I am currently learning Haskell, and loving the way it balances flexibility allowing rapid prototyping with functional purity. However I'm trying to get my head around best practices. One thing I'm not currently sure of is, say you have something like the following:
worlds :: [Foo] -> [World]
worlds [] = []
worlds fs = map toWorld fs
This function relies on a toWorld
function that would have been defined elsewhere. My immediate reaction here is that because you are interacting with something "global", is it "correct" to do this? Or would you better to pass toWorld
into the function. Now, say this was Javascript, obviously you could do something like:
function toWorld (foo) {
console.log('Side effect');
return foo; // The actual transformation is irrelevant
}
In this case, my understanding is that the purity of worlds
is simply dependent on the purity of toWorld
, and with an implementation such as this, worlds
would become impure because toWorld
has a side-effect. Of course in Haskell, where such side-effects are impossible, you are guaranteed that toWorld
will always be pure, so this "makes it okay"? (If that makes sense)

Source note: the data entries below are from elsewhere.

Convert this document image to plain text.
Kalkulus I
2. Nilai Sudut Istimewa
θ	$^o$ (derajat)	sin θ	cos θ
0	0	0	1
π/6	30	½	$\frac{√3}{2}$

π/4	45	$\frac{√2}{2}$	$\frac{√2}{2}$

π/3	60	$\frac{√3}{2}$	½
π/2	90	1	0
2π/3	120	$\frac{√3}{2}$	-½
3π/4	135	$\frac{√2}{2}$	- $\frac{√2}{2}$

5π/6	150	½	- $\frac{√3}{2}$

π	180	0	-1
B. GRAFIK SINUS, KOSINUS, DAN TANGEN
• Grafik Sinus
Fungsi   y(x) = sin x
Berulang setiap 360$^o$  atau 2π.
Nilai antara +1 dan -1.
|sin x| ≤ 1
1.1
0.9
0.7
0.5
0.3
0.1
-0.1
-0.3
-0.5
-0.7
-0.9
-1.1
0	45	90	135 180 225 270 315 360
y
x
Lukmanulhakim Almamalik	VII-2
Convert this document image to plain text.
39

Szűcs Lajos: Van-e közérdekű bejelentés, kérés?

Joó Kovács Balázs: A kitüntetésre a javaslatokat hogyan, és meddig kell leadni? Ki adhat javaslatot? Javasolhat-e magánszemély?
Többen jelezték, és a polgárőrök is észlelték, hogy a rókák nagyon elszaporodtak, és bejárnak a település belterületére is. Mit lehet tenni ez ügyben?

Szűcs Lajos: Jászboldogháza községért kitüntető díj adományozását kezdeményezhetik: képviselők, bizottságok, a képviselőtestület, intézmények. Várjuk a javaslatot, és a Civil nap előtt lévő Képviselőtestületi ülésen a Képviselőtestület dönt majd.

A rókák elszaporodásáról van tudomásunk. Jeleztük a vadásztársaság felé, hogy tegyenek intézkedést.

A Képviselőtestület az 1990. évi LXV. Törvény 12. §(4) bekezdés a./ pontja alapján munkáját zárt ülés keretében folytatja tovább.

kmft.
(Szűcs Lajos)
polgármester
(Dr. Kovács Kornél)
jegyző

Furthermore, say that toWorld
not only took a foo
, but also took some constant that influenced the transformation. So you had something like:
constant = 5
toWorld :: Int -> Foo -> World
toWorld k f = World k f -- Something, again, irrelevant
worlds :: [Foo] -> [World]
worlds [] = []
worlds fs = map (toWorld constant) fs
Is this now "impure"? Should the constant be something that is always passed to worlds
? Because surely someone could just redefine constant
to something else at runtime and change how the function works?
Hope all that makes sense. Wanted to get some thoughts out. Any input would appreciated, no matter how small. Cheers!